Hello, I receive an error when I try to call a POST from javascript action: Access to fetch at 'http://marcopolo-app/sit-auth/OAuth/Token' from origin 'http://localhost:8080' has been blocked by CORS policy: Response to preflight request doesn't pass access control check: The value of the 'Access-Control-Allow-Origin' header in the response must not be the wildcard '*' when the request's credentials mode is 'include'. Code: export async function CallREST(url, method, authentication, headers, body) { // BEGIN USER CODE var init = { method: method, //POST headers: { 'Authorization': 'Basic ' + btoa(authentication), //user:password 'Content-Type': 'application/x-www-form-urlencoded' }, body: body }; return fetch(url, init) .then(function(response) { return response.json(); }); // END USER CODE } On microflow, the same parameters works.
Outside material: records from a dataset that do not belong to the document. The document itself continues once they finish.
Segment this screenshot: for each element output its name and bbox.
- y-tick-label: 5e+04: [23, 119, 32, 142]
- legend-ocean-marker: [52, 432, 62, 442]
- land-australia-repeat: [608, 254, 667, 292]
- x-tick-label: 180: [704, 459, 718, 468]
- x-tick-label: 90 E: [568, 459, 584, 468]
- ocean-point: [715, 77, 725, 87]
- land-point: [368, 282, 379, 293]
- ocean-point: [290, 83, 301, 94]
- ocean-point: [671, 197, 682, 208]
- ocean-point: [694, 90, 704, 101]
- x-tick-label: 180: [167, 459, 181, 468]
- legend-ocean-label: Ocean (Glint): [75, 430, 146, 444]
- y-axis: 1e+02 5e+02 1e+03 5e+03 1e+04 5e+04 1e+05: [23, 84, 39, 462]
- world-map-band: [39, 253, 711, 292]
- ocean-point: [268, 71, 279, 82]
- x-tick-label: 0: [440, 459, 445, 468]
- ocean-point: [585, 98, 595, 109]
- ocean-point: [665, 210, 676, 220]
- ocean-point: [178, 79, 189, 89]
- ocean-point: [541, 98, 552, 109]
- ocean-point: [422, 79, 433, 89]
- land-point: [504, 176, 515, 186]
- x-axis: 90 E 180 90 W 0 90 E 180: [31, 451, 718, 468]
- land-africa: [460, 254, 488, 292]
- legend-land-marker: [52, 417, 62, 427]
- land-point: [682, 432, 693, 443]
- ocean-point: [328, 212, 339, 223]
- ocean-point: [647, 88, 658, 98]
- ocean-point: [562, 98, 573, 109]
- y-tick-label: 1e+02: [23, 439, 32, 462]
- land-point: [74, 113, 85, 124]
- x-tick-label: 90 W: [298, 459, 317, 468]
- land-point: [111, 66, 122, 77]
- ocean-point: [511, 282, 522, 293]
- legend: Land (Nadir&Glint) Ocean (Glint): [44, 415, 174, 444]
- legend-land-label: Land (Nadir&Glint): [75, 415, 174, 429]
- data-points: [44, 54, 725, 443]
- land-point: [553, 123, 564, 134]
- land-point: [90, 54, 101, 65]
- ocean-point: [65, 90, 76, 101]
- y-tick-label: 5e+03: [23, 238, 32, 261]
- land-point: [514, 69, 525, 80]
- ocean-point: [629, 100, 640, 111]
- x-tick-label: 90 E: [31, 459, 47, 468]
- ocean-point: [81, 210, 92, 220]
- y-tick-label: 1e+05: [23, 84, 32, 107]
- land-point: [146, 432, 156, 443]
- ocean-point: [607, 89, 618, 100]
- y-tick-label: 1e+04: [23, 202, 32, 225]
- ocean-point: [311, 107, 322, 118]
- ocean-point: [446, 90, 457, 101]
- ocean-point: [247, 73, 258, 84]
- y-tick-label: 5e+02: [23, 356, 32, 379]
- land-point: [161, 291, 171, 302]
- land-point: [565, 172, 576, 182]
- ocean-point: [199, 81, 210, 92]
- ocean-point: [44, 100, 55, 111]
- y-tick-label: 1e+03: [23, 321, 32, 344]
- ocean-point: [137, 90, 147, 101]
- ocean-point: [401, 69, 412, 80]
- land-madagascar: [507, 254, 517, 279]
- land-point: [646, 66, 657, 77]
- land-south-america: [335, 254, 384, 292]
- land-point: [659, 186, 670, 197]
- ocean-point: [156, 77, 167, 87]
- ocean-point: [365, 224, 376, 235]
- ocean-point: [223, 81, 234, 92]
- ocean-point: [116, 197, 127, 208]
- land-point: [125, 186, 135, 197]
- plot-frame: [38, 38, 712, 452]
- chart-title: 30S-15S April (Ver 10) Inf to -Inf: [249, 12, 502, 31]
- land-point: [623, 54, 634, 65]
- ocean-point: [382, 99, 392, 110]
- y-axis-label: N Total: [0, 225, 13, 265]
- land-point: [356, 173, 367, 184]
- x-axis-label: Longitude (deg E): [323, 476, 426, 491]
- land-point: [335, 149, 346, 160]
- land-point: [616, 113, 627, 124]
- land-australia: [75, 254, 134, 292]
Anyone can help me?
asked
Vinícius Alves
2 answers
0
The microflow runs on the server, the JavaScript action runs in the browser so you are encountering browser security here.
In this case your browser is refusing the request as the OAuth server you are calling is returning ‘*’ as the value for it’s ‘Access-Control-Allow-Origin’ header. Your request is using ‘include’ for its credentials mode, and this will cause it to fail.